Review of The Taming of the Shrew
Last Updated August 12, 2024.
[In the following review of Liz Shipman's 2001 staging of The Taming of the Shrew, Bruckner finds nearly all of Shipman's directorial interpretations beneficial to the drama and approves of the ensemble performance.]
In the Kings County Shakespeare Company's Taming of the Shrew under Liz Shipman's direction, it is the play that is disciplined into civility, with only a slight misstep. Ms. Shipman uses part of Shakespeare's opening scene that is routinely ignored in modern productions. But instead of making the play a stunt by amateur performers to confuse an addled sot, she has a lush reel from the street into the theater where the actors talk him into taking the role of Petruchio. It seems to me this diminishes the distancing effect Shakespeare intended by making Shrew a play within a play.

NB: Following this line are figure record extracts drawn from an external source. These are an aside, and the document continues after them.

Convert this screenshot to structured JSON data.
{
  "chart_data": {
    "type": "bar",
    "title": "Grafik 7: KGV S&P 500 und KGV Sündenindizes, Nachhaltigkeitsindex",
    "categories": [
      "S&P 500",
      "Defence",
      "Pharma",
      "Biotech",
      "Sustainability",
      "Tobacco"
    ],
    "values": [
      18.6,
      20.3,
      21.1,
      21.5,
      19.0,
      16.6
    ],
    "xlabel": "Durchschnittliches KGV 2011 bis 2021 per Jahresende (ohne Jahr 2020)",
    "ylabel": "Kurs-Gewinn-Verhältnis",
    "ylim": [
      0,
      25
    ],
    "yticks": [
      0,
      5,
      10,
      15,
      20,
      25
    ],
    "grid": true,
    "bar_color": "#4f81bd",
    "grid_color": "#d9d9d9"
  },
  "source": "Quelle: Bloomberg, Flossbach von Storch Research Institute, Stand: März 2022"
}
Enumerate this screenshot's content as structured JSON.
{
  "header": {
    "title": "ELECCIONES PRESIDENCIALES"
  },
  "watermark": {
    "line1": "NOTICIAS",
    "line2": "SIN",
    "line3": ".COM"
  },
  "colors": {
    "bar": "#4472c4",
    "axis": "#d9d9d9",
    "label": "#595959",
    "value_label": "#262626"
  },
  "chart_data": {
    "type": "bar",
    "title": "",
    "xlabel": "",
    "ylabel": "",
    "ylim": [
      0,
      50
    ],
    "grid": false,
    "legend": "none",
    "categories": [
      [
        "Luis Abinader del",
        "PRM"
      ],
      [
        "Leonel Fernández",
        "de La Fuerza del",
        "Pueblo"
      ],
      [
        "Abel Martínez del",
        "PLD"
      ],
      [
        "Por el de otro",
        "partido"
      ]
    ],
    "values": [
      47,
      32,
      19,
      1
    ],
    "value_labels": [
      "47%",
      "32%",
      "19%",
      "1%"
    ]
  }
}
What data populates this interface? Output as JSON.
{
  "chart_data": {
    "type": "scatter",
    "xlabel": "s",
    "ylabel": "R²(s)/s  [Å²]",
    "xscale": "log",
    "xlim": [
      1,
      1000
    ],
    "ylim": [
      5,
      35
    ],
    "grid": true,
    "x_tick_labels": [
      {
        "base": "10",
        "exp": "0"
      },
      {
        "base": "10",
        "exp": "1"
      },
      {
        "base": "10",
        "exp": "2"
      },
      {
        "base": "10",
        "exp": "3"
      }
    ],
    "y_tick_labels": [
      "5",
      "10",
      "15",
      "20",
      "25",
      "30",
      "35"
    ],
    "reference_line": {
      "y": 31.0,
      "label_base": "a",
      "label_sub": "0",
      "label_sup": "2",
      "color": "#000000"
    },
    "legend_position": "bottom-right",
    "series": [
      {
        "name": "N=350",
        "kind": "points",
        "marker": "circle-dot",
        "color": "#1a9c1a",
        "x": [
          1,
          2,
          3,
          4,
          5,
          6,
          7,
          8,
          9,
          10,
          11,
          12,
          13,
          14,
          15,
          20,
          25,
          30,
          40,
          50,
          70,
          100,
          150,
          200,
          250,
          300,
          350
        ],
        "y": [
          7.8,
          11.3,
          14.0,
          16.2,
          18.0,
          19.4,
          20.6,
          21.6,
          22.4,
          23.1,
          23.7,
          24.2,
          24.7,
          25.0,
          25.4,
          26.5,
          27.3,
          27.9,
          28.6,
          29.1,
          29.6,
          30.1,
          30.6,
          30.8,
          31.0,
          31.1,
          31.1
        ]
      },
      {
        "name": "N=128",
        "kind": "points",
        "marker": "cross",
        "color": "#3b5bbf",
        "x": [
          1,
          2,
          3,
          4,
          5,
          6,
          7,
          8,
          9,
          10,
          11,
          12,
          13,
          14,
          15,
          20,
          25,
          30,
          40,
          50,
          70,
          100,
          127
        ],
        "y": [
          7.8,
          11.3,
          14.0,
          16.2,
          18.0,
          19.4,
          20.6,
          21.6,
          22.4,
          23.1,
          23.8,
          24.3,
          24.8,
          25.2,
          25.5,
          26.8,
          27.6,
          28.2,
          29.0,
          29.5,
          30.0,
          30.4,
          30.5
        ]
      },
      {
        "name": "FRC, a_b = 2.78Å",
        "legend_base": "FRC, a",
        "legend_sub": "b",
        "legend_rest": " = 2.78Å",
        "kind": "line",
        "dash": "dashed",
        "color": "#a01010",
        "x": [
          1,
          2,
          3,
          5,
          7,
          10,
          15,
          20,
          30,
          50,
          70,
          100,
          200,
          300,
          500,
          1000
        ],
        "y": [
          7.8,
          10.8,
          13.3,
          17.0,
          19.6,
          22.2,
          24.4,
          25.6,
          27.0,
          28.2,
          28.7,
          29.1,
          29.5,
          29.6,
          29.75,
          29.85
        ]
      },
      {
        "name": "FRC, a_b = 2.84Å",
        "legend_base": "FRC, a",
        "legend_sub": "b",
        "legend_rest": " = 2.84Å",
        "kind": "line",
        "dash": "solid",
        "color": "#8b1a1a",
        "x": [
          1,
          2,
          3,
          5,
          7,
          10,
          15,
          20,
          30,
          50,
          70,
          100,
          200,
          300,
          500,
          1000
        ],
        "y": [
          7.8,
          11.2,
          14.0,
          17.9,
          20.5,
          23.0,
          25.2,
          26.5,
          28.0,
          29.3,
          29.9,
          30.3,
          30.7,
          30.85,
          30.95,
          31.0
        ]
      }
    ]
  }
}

She also uses fragments from a 1594 play of uncertain authorship called The Taming of a Shrew, but without much changing Shakespeare's text. She makes Katherine a less strident shrew than she is usually portrayed and Petruchio a less hectoring coach of manners. This slight muting does not dull the edge of their verbal combat, but it does make the fumbling rivalry of the three suitors of Bianca and the rascally disorder of the many servants in the play more insistently funny. In this innocent and wild world Kate and Petruchio often seem to be the only adults.
This company has become a fine ensemble. The easy command of Shakespeare's language by the actors is impressive. Every character, right down to the tailor and the haberdasher, has a strong comic personality, so it is with apologies to all that I single out any. But making Baptista a woman, not a man, in this version is inspired since the part goes to Vicki Hirsch, who has wondrous ways of making a character ridiculous but not silly. And giving Joseph Small the part of the widow who is in love with one of Bianca's suitors is no less astute, for much the same reason. As for those suitors, John McCarthy, Phillip Douglas and Jon Fordham make the three of them such lovable provincial oddballs that you are sorry to leave them when the play ends.
Renee Bucciarelli lets one see, and feel, that Kate's eventual surrender to Petruchio is the surest sign of her intelligence—no mean feat of acting. And Michael Oberlander's Petruchio, while he doesn't hesitate to put Kate through some humiliating trials, obviously loves this woman, from first meeting. The play depends on the tone set by these two, and they get it right.